When Clint Eastwood announced his next films would be about the World War II battle in Iwo Jima I was intrigued. Hundreds, if not thousands, of movies have been made about the Second World War. Most have been about the European campaign. Only a few have been about the war in the South Pacific. (The Bridge on the River Kwai, Mister Roberts, Sands of Iwo Jima, Tora!Tora!Tora!, Midway, The Great Raid, Pearl Harbor)

Flags of Our Fathers is the first of the two movies released. The hook is one of the most famous photographs, if not the most famous, taken during the war – the servicemen raising the flag on Mount Suribachi and what happened to the men who raised the flag.

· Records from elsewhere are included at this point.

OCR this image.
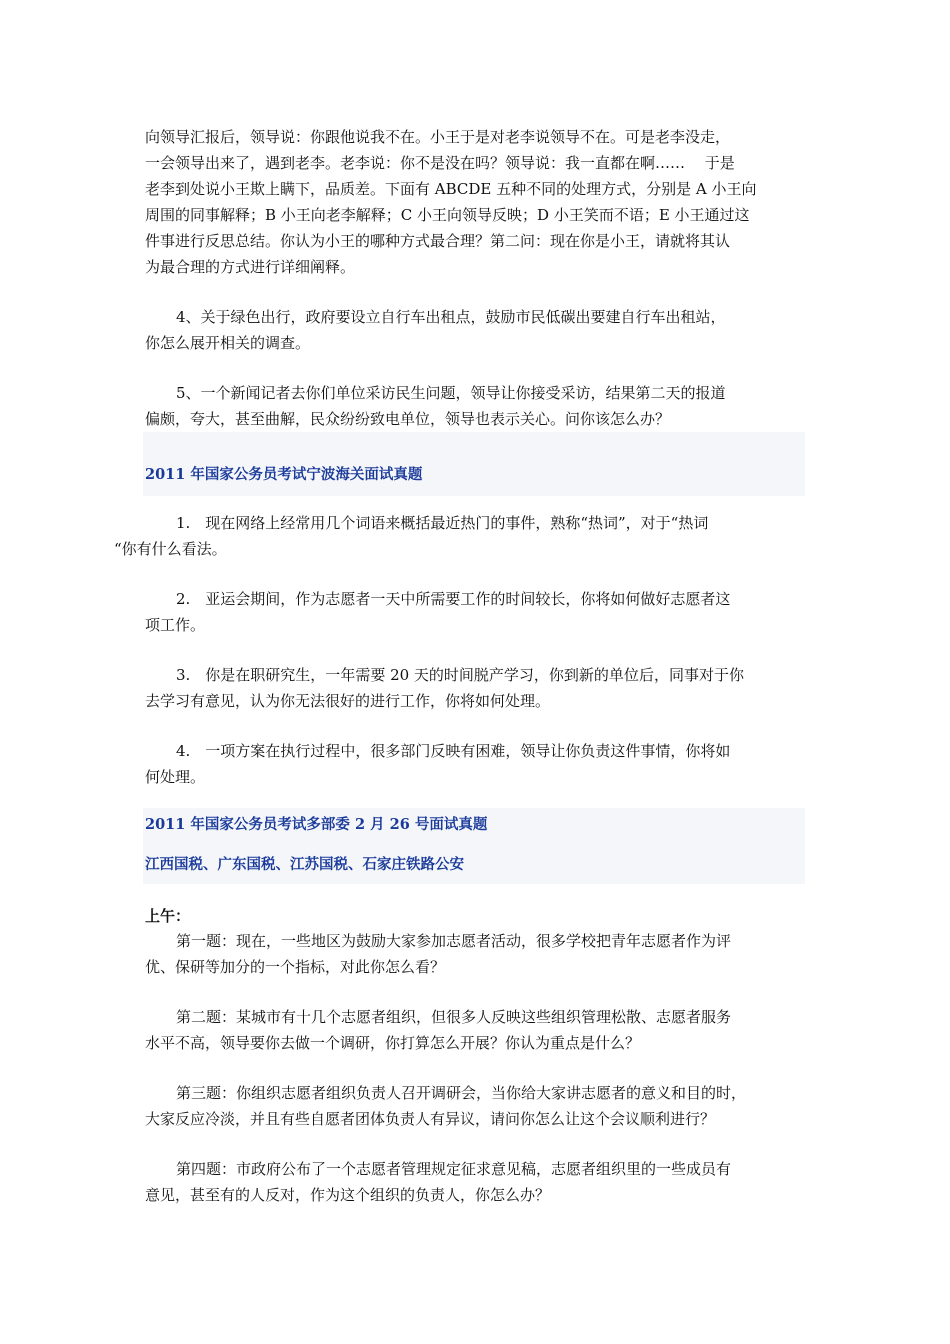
向领导汇报后，领导说：你跟他说我不在。小王于是对老李说领导不在。可是老李没走，
一会领导出来了，遇到老李。老李说：你不是没在吗？领导说：我一直都在啊……　 于是
老李到处说小王欺上瞒下，品质差。下面有 ABCDE 五种不同的处理方式，分别是 A 小王向
周围的同事解释；B 小王向老李解释；C 小王向领导反映；D 小王笑而不语；E 小王通过这
件事进行反思总结。你认为小王的哪种方式最合理？第二问：现在你是小王，请就将其认
为最合理的方式进行详细阐释。

4、关于绿色出行，政府要设立自行车出租点，鼓励市民低碳出要建自行车出租站，
你怎么展开相关的调查。

5、一个新闻记者去你们单位采访民生问题，领导让你接受采访，结果第二天的报道
偏颇，夸大，甚至曲解，民众纷纷致电单位，领导也表示关心。问你该怎么办？

2011 年国家公务员考试宁波海关面试真题

1.　现在网络上经常用几个词语来概括最近热门的事件，熟称“热词”，对于“热词
“你有什么看法。

2.　亚运会期间，作为志愿者一天中所需要工作的时间较长，你将如何做好志愿者这
项工作。

3.　你是在职研究生，一年需要 20 天的时间脱产学习，你到新的单位后，同事对于你
去学习有意见，认为你无法很好的进行工作，你将如何处理。

4.　一项方案在执行过程中，很多部门反映有困难，领导让你负责这件事情，你将如
何处理。

2011 年国家公务员考试多部委 2 月 26 号面试真题

江西国税、广东国税、江苏国税、石家庄铁路公安

上午：

第一题：现在，一些地区为鼓励大家参加志愿者活动，很多学校把青年志愿者作为评
优、保研等加分的一个指标，对此你怎么看？

第二题：某城市有十几个志愿者组织，但很多人反映这些组织管理松散、志愿者服务
水平不高，领导要你去做一个调研，你打算怎么开展？你认为重点是什么？

第三题：你组织志愿者组织负责人召开调研会，当你给大家讲志愿者的意义和目的时，
大家反应冷淡，并且有些自愿者团体负责人有异议，请问你怎么让这个会议顺利进行？

第四题：市政府公布了一个志愿者管理规定征求意见稿，志愿者组织里的一些成员有
意见，甚至有的人反对，作为这个组织的负责人，你怎么办？
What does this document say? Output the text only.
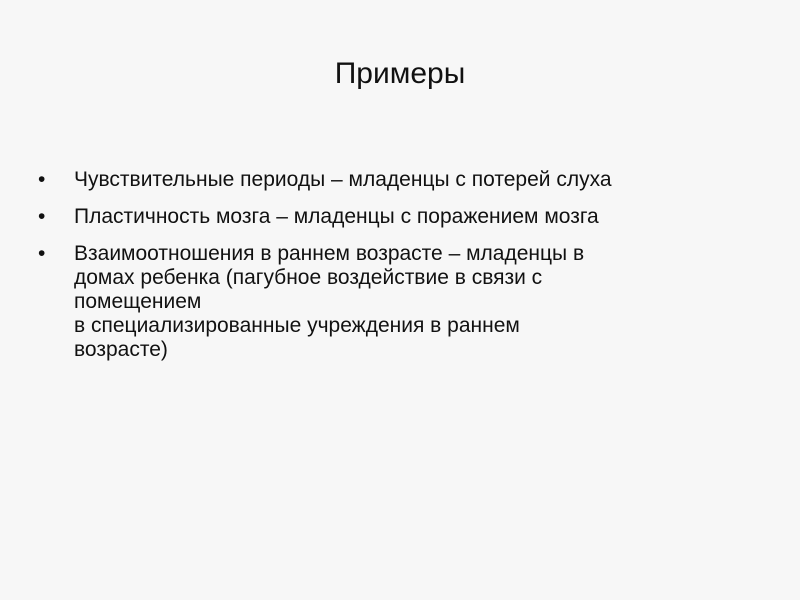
Примеры
•	Чувствительные периоды – младенцы с потерей слуха
•	Пластичность мозга – младенцы с поражением мозга
•	Взаимоотношения в раннем возрасте – младенцы в
домах ребенка (пагубное воздействие в связи с
помещением
в специализированные учреждения в раннем
возрасте)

The movie is actually two films book-ended by a son’s search to discover what his father did during the war. (Because his father rarely talked about it.) The story about the battle and the men who fought it is gripping, bloody, and extremely well done. The story about the three survivors of the photograph back home is repetitive and the message driven in with a sledgehammer. I got it the first time – two of the men did not want to be there, didn’t consider themselves heroes in any way, shape, or form, and disliked posing on papier-mâché mountains to sell war bonds. The back-home story could’ve been done in one segment (the one at Soldier Field stadium) and conveyed the message easily. The acting is top-notch. Berry Pepper (Saving Private Ryan) and Adam Beach (Windtalkers) were the stand-outs for me but all did terrific. One back-home scene that really stood out for me was when, after the war, Ira Hayes (Beach) walks from the Indian reservation where he lives in Arizona to Texas. He goes to tell the father of one of his fallen comrades that it is his son in the photograph not the also fallen serviceman who was named by the military and press.

If I gave out stars, the Iwo Jima section would get four out of four stars. The back-home section would get one.